2. Mais quand refleurit l'aubépine,
Au premier souffle du printemps,
Fallait voir la pauvre gamine
Mettre au monde un tout petit enfant.
Mais Bébert, qu' est l' type à la coule
Lui dit: " Ton morpion, moi j' m'en fous!
Tu peux l' fair', moi j' me les roule
A ta plac' je lui tordrais le cou."
Par devant, par derrière,
Tristement comm' toujours,
Fallait voir la pauvr' mère,
Et son goss' de huit jours,
En fermant les paupières
Ell' lui tordit l' kiki
Et dans l' trou des ouatères
Elle a jeté son p'tit.
3. Mise au banc de la cour d'assises
Comme à c'ui d' la société
Ell' fut traitée de fill' soumise
Au lend'main du quatorze juillet.
En entendant l' verdict atroce
Qui la condamn' au bagn' pour vingt ans.
Elle songeait son pauvre gosse
Qu'ell' ne reverrait plus maintenant
Par devant, par derrière,
Tristement comme toujours,
Elle est mort' la pauvre mère
A Cayenne un beau jour,
Morte avec l'espérance
De revoir son bébé
Dans la fosse d'aisance
Là ousqu'ell' l'avait mis.
Mentionnons également une version assez différente, à connotation très parisienne, chantée par la chorale Cucec de Clermont-Ferrand.
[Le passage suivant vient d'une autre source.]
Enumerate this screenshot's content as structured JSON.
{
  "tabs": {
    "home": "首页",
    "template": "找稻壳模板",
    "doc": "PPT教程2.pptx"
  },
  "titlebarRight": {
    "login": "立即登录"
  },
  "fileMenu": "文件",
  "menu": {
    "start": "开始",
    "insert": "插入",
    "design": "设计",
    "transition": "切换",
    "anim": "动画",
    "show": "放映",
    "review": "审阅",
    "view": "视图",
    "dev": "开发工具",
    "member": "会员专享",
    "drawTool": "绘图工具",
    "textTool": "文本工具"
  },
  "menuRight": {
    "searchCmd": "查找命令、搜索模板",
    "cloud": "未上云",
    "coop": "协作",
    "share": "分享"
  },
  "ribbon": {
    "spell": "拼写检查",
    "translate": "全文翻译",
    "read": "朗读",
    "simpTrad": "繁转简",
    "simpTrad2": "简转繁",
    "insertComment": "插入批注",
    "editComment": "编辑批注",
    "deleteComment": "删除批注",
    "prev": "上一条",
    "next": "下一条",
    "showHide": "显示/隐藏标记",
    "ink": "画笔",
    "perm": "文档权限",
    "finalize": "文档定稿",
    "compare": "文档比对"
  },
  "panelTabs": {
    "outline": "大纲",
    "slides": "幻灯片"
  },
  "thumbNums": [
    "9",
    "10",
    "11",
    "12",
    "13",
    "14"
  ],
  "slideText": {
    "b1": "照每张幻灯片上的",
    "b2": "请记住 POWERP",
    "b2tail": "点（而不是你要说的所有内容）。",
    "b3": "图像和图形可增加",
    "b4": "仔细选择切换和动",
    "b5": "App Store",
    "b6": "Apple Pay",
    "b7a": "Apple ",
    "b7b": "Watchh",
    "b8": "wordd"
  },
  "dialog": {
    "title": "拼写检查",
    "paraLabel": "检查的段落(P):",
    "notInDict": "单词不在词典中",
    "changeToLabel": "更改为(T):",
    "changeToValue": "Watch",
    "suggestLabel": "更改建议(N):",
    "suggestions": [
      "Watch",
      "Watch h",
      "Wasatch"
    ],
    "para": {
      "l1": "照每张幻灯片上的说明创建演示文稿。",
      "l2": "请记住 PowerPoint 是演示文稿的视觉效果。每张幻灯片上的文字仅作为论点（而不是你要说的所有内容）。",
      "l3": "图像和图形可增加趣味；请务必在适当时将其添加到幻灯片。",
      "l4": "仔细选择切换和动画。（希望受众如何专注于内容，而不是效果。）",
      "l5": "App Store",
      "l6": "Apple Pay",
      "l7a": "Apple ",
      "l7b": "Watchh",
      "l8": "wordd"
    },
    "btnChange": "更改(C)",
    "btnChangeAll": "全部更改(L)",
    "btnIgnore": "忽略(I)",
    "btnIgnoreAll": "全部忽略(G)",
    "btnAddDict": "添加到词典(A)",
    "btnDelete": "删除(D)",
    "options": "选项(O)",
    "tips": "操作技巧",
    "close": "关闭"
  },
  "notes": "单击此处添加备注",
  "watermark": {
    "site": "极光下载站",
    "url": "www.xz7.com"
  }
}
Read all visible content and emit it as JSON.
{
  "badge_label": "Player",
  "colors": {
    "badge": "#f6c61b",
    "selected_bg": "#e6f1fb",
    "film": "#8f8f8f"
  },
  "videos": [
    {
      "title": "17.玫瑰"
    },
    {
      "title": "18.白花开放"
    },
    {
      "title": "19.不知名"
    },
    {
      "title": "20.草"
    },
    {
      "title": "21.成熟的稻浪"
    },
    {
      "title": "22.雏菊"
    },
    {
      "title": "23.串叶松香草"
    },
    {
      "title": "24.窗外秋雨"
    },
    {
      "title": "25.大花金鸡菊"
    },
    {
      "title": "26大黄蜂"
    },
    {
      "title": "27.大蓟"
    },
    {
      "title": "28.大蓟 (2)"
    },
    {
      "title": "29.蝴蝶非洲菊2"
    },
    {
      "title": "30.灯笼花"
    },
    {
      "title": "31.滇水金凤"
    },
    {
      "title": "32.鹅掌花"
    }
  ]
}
1. Alle avait ses seize ans à peine
All' sentit battre son coeur
Un beau soir, pour le mec Eugène
Marinette a cru au bonheur.
Et le soir d' la fêt' nationale
Quand la bombe s'pète en l'air
All' sentit au contact(e) du mâle
Un frisson lui parcourir la chair.
Par devant, par derrière,
Tristement comme toujours,
En fermant les paupières,
Alle a connu l'amour
Les oiseaux dans les branches
En les voyant s'aimer
Entonnèr'nt la romance
Du quatorze juillet.
2. Mais quand refleurit l'aubépine,
Au premier jours du printemps,
Hélas, la pauvre gamine
Mit au monde un petit enfant.
Mais l'Ugène, qu'est un mec à la coule
Lui dit: " Ton lardon, j' m'en fous!
Tu l'a fait, maint'nant, j' me les roule
A ta plac', je lui tordrais le cou."
Par devant, par derrière,
Tristement comm' toujours,
Fallait voir la pauvr' mère,
Et son goss' de huit jours,
Sans chichis, sans manières
Alle y a tordu l' kiki
Et dans l' trou des vatères
Alle a jeté son petit.
3. Mise au banc de la cour d'assises
Comme à c'ui de la société,
La jeun' femm' fut tendre et soumise
Un beau soir du quatorze juillet.
All' croyait entendre son gosse
Qui appelait sa maman
En entendant l' verdict atroce
Qui la condamne au bagn' pour quinze ans.
Par devant, par derrière,
Tristement comme toujours,
Alle est mort' la pauvr' mère
A Cayenne un beau jour,
Morte dans l'espérance
D'entendre son bébé
Lui chanter la romance
Du quatorze juillet.
La partition a été publiée en février 1948 dans l'Universitaire médical, journal du cercle de Médecine de l'ULB. On notera l'absence du nom de l'auteur. Manque également la première moitié du premier couplet !
L'ancien rédacteur de cette revue, Léon Keimeul, s'est prétendu l'auteur de la chanson; il l'aurait écrite à l'occasion d'une visite, à l'ULB d'étudiants français de médecine. Rien ne confirme cette information, bien au contraire.
En effet, nous avons retrouvé cette chanson dans deux bréviaires datés de 1947: le premier, un bréviaire français, intitulé 69 chansons et le second, Tonus, un bréviaire suisse publié à Lausanne.
Une autre source, que nous n'avons pas pu vérifier, figure dans l'humour lyonnais publié en 1981 ; on peut y lire : "Les paroles de la romance du 14 juillet ont été très exactement composées le 13 juillet 1932, nous écrivait le Dr Guy Bertrand, en 1964".